Lassaad Ben Ahmed
19 Septembre 2019•Mise à jour: 21 Septembre 2019
AA / Yaoundé / Peter Kum
Le ministre camerounais des Affaires étrangères, Mbella Mbella Lejeune, a réitéré l’appel au «grand dialogue national» annoncé par le président camerounais Paul Biya pour la fin du mois en cours, exprimant la volonté de Yaoundé de ne pas laisser impunis les crimes commis par les séparatistes contre la population et les forces de l'ordre.
Le chef de la diplomatie camerounaise s’exprimait devant le Conseil des droits de l’homme des Nations Unies à Genève le 18 septembre. Il a également affiché la détermination du Cameroun à mener un « combat sans relâche » contre le groupe extrémiste Boko Haram.

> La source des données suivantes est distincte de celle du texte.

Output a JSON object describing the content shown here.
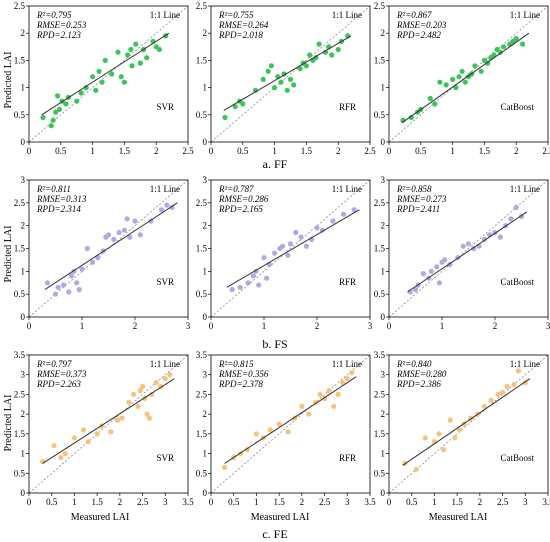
{
  "figure": {
    "rows": [
      {
        "caption": "a. FF",
        "ylabel": "Predicted LAI",
        "xlabel": ""
      },
      {
        "caption": "b. FS",
        "ylabel": "Predicted LAI",
        "xlabel": ""
      },
      {
        "caption": "c. FE",
        "ylabel": "Predicted LAI",
        "xlabel": "Measured LAI"
      }
    ],
    "colors": {
      "FF": "#3cc35a",
      "FS": "#b5a7e6",
      "FE": "#f7c27e",
      "fit": "#333333",
      "oneone": "#888888"
    }
  },
  "chart_data": [
    {
      "type": "scatter",
      "row": "FF",
      "model": "SVR",
      "legend": "1:1 Line",
      "stats": [
        "R²=0.795",
        "RMSE=0.253",
        "RPD=2.123"
      ],
      "xlim": [
        0,
        2.5
      ],
      "ylim": [
        0,
        2.5
      ],
      "xticks": [
        0,
        0.5,
        1,
        1.5,
        2,
        2.5
      ],
      "yticks": [
        0,
        0.5,
        1,
        1.5,
        2,
        2.5
      ],
      "xtick_labels": [
        "0",
        "0.5",
        "1",
        "1.5",
        "2",
        "2.5"
      ],
      "ytick_labels": [
        "0",
        "0.5",
        "1",
        "1.5",
        "2",
        "2.5"
      ],
      "fit": [
        [
          0.2,
          0.5
        ],
        [
          2.2,
          2.0
        ]
      ],
      "x": [
        0.22,
        0.35,
        0.38,
        0.42,
        0.45,
        0.48,
        0.52,
        0.58,
        0.62,
        0.75,
        0.82,
        0.9,
        1.0,
        1.05,
        1.1,
        1.15,
        1.2,
        1.3,
        1.4,
        1.45,
        1.5,
        1.55,
        1.6,
        1.62,
        1.68,
        1.75,
        1.8,
        1.85,
        1.95,
        2.0,
        2.05,
        2.15
      ],
      "y": [
        0.45,
        0.3,
        0.4,
        0.55,
        0.85,
        0.6,
        0.75,
        0.7,
        0.82,
        0.75,
        0.9,
        1.0,
        1.2,
        0.95,
        1.3,
        1.1,
        1.5,
        1.25,
        1.65,
        1.2,
        1.1,
        1.6,
        1.7,
        1.4,
        1.8,
        1.45,
        1.7,
        1.55,
        1.85,
        1.75,
        1.7,
        1.95
      ]
    },
    {
      "type": "scatter",
      "row": "FF",
      "model": "RFR",
      "legend": "1:1 Line",
      "stats": [
        "R²=0.755",
        "RMSE=0.264",
        "RPD=2.018"
      ],
      "xlim": [
        0,
        2.5
      ],
      "ylim": [
        0,
        2.5
      ],
      "xticks": [
        0,
        0.5,
        1,
        1.5,
        2,
        2.5
      ],
      "yticks": [
        0,
        0.5,
        1,
        1.5,
        2,
        2.5
      ],
      "xtick_labels": [
        "0",
        "0.5",
        "1",
        "1.5",
        "2",
        "2.5"
      ],
      "ytick_labels": [
        "0",
        "0.5",
        "1",
        "1.5",
        "2",
        "2.5"
      ],
      "fit": [
        [
          0.2,
          0.58
        ],
        [
          2.2,
          1.95
        ]
      ],
      "x": [
        0.22,
        0.38,
        0.45,
        0.5,
        0.7,
        0.82,
        0.9,
        0.95,
        1.0,
        1.05,
        1.1,
        1.15,
        1.2,
        1.25,
        1.3,
        1.4,
        1.45,
        1.5,
        1.55,
        1.6,
        1.65,
        1.7,
        1.8,
        1.85,
        1.9,
        2.0,
        2.05,
        2.15
      ],
      "y": [
        0.45,
        0.65,
        0.75,
        0.7,
        0.95,
        1.15,
        1.3,
        1.4,
        1.0,
        1.2,
        1.1,
        1.25,
        0.95,
        1.15,
        1.05,
        1.35,
        1.45,
        1.4,
        1.6,
        1.5,
        1.55,
        1.8,
        1.65,
        1.75,
        1.6,
        1.7,
        1.85,
        1.95
      ]
    },
    {
      "type": "scatter",
      "row": "FF",
      "model": "CatBoost",
      "legend": "1:1 Line",
      "stats": [
        "R²=0.867",
        "RMSE=0.203",
        "RPD=2.482"
      ],
      "xlim": [
        0,
        2.5
      ],
      "ylim": [
        0,
        2.5
      ],
      "xticks": [
        0,
        0.5,
        1,
        1.5,
        2,
        2.5
      ],
      "yticks": [
        0,
        0.5,
        1,
        1.5,
        2,
        2.5
      ],
      "xtick_labels": [
        "0",
        "0.5",
        "1",
        "1.5",
        "2",
        "2.5"
      ],
      "ytick_labels": [
        "0",
        "0.5",
        "1",
        "1.5",
        "2",
        "2.5"
      ],
      "fit": [
        [
          0.2,
          0.35
        ],
        [
          2.2,
          2.0
        ]
      ],
      "x": [
        0.22,
        0.35,
        0.45,
        0.5,
        0.65,
        0.72,
        0.8,
        0.9,
        1.0,
        1.05,
        1.1,
        1.15,
        1.2,
        1.25,
        1.3,
        1.35,
        1.45,
        1.5,
        1.55,
        1.6,
        1.65,
        1.7,
        1.75,
        1.8,
        1.9,
        1.95,
        2.0,
        2.1
      ],
      "y": [
        0.4,
        0.45,
        0.55,
        0.6,
        0.8,
        0.7,
        1.1,
        1.05,
        1.15,
        1.0,
        1.2,
        1.3,
        1.1,
        1.2,
        1.25,
        1.4,
        1.3,
        1.5,
        1.45,
        1.55,
        1.6,
        1.7,
        1.65,
        1.75,
        1.8,
        1.85,
        1.9,
        1.8
      ]
    },
    {
      "type": "scatter",
      "row": "FS",
      "model": "SVR",
      "legend": "1:1 Line",
      "stats": [
        "R²=0.811",
        "RMSE=0.313",
        "RPD=2.314"
      ],
      "xlim": [
        0,
        3
      ],
      "ylim": [
        0,
        3
      ],
      "xticks": [
        0,
        1,
        2,
        3
      ],
      "yticks": [
        0,
        0.5,
        1,
        1.5,
        2,
        2.5,
        3
      ],
      "xtick_labels": [
        "0",
        "1",
        "2",
        "3"
      ],
      "ytick_labels": [
        "0",
        "0.5",
        "1",
        "1.5",
        "2",
        "2.5",
        "3"
      ],
      "fit": [
        [
          0.3,
          0.6
        ],
        [
          2.8,
          2.5
        ]
      ],
      "x": [
        0.35,
        0.5,
        0.55,
        0.65,
        0.75,
        0.8,
        0.85,
        0.9,
        0.95,
        1.0,
        1.1,
        1.2,
        1.3,
        1.4,
        1.45,
        1.5,
        1.6,
        1.7,
        1.8,
        1.85,
        1.9,
        2.0,
        2.1,
        2.3,
        2.5,
        2.6,
        2.7
      ],
      "y": [
        0.75,
        0.5,
        0.65,
        0.7,
        0.55,
        0.9,
        1.0,
        0.75,
        0.6,
        1.05,
        1.5,
        1.2,
        1.3,
        1.45,
        1.75,
        1.8,
        1.7,
        1.85,
        1.9,
        2.15,
        1.75,
        2.1,
        1.8,
        2.1,
        2.35,
        2.45,
        2.4
      ]
    },
    {
      "type": "scatter",
      "row": "FS",
      "model": "RFR",
      "legend": "1:1 Line",
      "stats": [
        "R²=0.787",
        "RMSE=0.286",
        "RPD=2.165"
      ],
      "xlim": [
        0,
        3
      ],
      "ylim": [
        0,
        3
      ],
      "xticks": [
        0,
        1,
        2,
        3
      ],
      "yticks": [
        0,
        0.5,
        1,
        1.5,
        2,
        2.5,
        3
      ],
      "xtick_labels": [
        "0",
        "1",
        "2",
        "3"
      ],
      "ytick_labels": [
        "0",
        "0.5",
        "1",
        "1.5",
        "2",
        "2.5",
        "3"
      ],
      "fit": [
        [
          0.3,
          0.65
        ],
        [
          2.8,
          2.35
        ]
      ],
      "x": [
        0.4,
        0.55,
        0.7,
        0.8,
        0.85,
        0.9,
        1.0,
        1.05,
        1.1,
        1.2,
        1.3,
        1.35,
        1.45,
        1.5,
        1.6,
        1.7,
        1.8,
        1.9,
        2.0,
        2.1,
        2.3,
        2.5,
        2.7
      ],
      "y": [
        0.6,
        0.65,
        0.75,
        0.9,
        1.0,
        0.7,
        1.3,
        0.85,
        1.15,
        1.4,
        1.5,
        1.55,
        1.35,
        1.6,
        1.85,
        1.75,
        1.55,
        1.7,
        1.95,
        1.9,
        2.1,
        2.25,
        2.35
      ]
    },
    {
      "type": "scatter",
      "row": "FS",
      "model": "CatBoost",
      "legend": "1:1 Line",
      "stats": [
        "R²=0.858",
        "RMSE=0.273",
        "RPD=2.411"
      ],
      "xlim": [
        0,
        3
      ],
      "ylim": [
        0,
        3
      ],
      "xticks": [
        0,
        1,
        2,
        3
      ],
      "yticks": [
        0,
        0.5,
        1,
        1.5,
        2,
        2.5,
        3
      ],
      "xtick_labels": [
        "0",
        "1",
        "2",
        "3"
      ],
      "ytick_labels": [
        "0",
        "0.5",
        "1",
        "1.5",
        "2",
        "2.5",
        "3"
      ],
      "fit": [
        [
          0.35,
          0.55
        ],
        [
          2.6,
          2.3
        ]
      ],
      "x": [
        0.4,
        0.5,
        0.55,
        0.65,
        0.75,
        0.8,
        0.9,
        0.95,
        1.0,
        1.05,
        1.15,
        1.3,
        1.4,
        1.5,
        1.6,
        1.7,
        1.8,
        1.9,
        2.0,
        2.1,
        2.2,
        2.3,
        2.4,
        2.5
      ],
      "y": [
        0.55,
        0.6,
        0.7,
        0.95,
        0.85,
        1.0,
        1.1,
        0.75,
        1.2,
        1.25,
        1.15,
        1.3,
        1.55,
        1.6,
        1.5,
        1.55,
        1.7,
        1.8,
        1.85,
        1.75,
        2.0,
        2.15,
        2.4,
        2.2
      ]
    },
    {
      "type": "scatter",
      "row": "FE",
      "model": "SVR",
      "legend": "1:1 Line",
      "stats": [
        "R²=0.797",
        "RMSE=0.373",
        "RPD=2.263"
      ],
      "xlim": [
        0,
        3.5
      ],
      "ylim": [
        0,
        3.5
      ],
      "xticks": [
        0,
        0.5,
        1,
        1.5,
        2,
        2.5,
        3,
        3.5
      ],
      "yticks": [
        0,
        0.5,
        1,
        1.5,
        2,
        2.5,
        3,
        3.5
      ],
      "xtick_labels": [
        "0",
        "0.5",
        "1",
        "1.5",
        "2",
        "2.5",
        "3",
        "3.5"
      ],
      "ytick_labels": [
        "0",
        "0.5",
        "1",
        "1.5",
        "2",
        "2.5",
        "3",
        "3.5"
      ],
      "fit": [
        [
          0.3,
          0.75
        ],
        [
          3.2,
          2.9
        ]
      ],
      "x": [
        0.3,
        0.55,
        0.7,
        0.8,
        1.0,
        1.2,
        1.3,
        1.5,
        1.6,
        1.8,
        1.95,
        2.05,
        2.2,
        2.3,
        2.4,
        2.45,
        2.5,
        2.55,
        2.6,
        2.65,
        2.7,
        2.8,
        2.9,
        3.0,
        3.1
      ],
      "y": [
        0.8,
        1.2,
        0.9,
        1.0,
        1.4,
        1.6,
        1.3,
        1.5,
        1.7,
        1.55,
        1.85,
        1.9,
        2.3,
        2.5,
        2.2,
        2.6,
        2.7,
        2.4,
        2.0,
        1.9,
        2.5,
        2.8,
        2.7,
        2.9,
        3.0
      ]
    },
    {
      "type": "scatter",
      "row": "FE",
      "model": "RFR",
      "legend": "1:1 Line",
      "stats": [
        "R²=0.815",
        "RMSE=0.356",
        "RPD=2.378"
      ],
      "xlim": [
        0,
        3.5
      ],
      "ylim": [
        0,
        3.5
      ],
      "xticks": [
        0,
        0.5,
        1,
        1.5,
        2,
        2.5,
        3,
        3.5
      ],
      "yticks": [
        0,
        0.5,
        1,
        1.5,
        2,
        2.5,
        3,
        3.5
      ],
      "xtick_labels": [
        "0",
        "0.5",
        "1",
        "1.5",
        "2",
        "2.5",
        "3",
        "3.5"
      ],
      "ytick_labels": [
        "0",
        "0.5",
        "1",
        "1.5",
        "2",
        "2.5",
        "3",
        "3.5"
      ],
      "fit": [
        [
          0.3,
          0.75
        ],
        [
          3.2,
          2.95
        ]
      ],
      "x": [
        0.3,
        0.5,
        0.65,
        0.8,
        1.0,
        1.15,
        1.3,
        1.5,
        1.7,
        1.85,
        2.0,
        2.15,
        2.3,
        2.4,
        2.5,
        2.6,
        2.7,
        2.8,
        2.9,
        3.0,
        3.1
      ],
      "y": [
        0.65,
        0.9,
        1.0,
        1.1,
        1.5,
        1.4,
        1.6,
        1.75,
        1.55,
        1.9,
        2.2,
        2.0,
        2.3,
        2.5,
        2.4,
        2.6,
        2.2,
        2.5,
        2.8,
        2.9,
        3.05
      ]
    },
    {
      "type": "scatter",
      "row": "FE",
      "model": "CatBoost",
      "legend": "1:1 Line",
      "stats": [
        "R²=0.840",
        "RMSE=0.280",
        "RPD=2.386"
      ],
      "xlim": [
        0,
        3.5
      ],
      "ylim": [
        0,
        3.5
      ],
      "xticks": [
        0,
        0.5,
        1,
        1.5,
        2,
        2.5,
        3,
        3.5
      ],
      "yticks": [
        0,
        0.5,
        1,
        1.5,
        2,
        2.5,
        3,
        3.5
      ],
      "xtick_labels": [
        "0",
        "0.5",
        "1",
        "1.5",
        "2",
        "2.5",
        "3",
        "3.5"
      ],
      "ytick_labels": [
        "0",
        "0.5",
        "1",
        "1.5",
        "2",
        "2.5",
        "3",
        "3.5"
      ],
      "fit": [
        [
          0.3,
          0.7
        ],
        [
          3.1,
          2.9
        ]
      ],
      "x": [
        0.35,
        0.6,
        0.8,
        1.0,
        1.1,
        1.2,
        1.35,
        1.45,
        1.55,
        1.65,
        1.8,
        1.95,
        2.1,
        2.25,
        2.4,
        2.5,
        2.6,
        2.75,
        2.85,
        3.0
      ],
      "y": [
        0.75,
        0.6,
        1.4,
        1.3,
        1.5,
        1.1,
        1.85,
        1.4,
        1.6,
        1.75,
        1.9,
        2.0,
        2.2,
        2.35,
        2.5,
        2.55,
        2.7,
        2.75,
        3.1,
        2.8
      ]
    }
  ]
}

Malgré le dialogue national annoncé pour résoudre la crise anglophone qui secoue le Cameroun depuis trois ans, « Yaoundé a écarté toute impunité face aux exactions et autres violations commises dans le cadre de la crise dans les régions du Nord-Ouest et du Sud-Ouest du Cameroun, et des atteintes à la stabilité de l’Etat ».
Le ministre camerounais a indiqué à l’ONU que « les auteurs de ces crimes seront appelés à répondre de leurs faits devant les juridictions nationales, dans le strict respect d’un procès juste et équitable ».
« Fouler aux pieds la règle de droit et assurer l’impunité à certains citoyens, aboutiraient à préparer le lit de l’anarchie », a rappelé Mbella Mbella Lejeune.
Lors de son discours à la nation camerounaise le 10 septembre dernier, le Président Biya avait pris le monde entier pour témoin des atrocités commises par ces groupes armés :« mutilations, décapitations, assassinats des éléments des forces de défense et de sécurité, des autorités administratives et des civils sans défense, destructions des infrastructures et édifices publics, incendie des écoles, des hôpitaux ».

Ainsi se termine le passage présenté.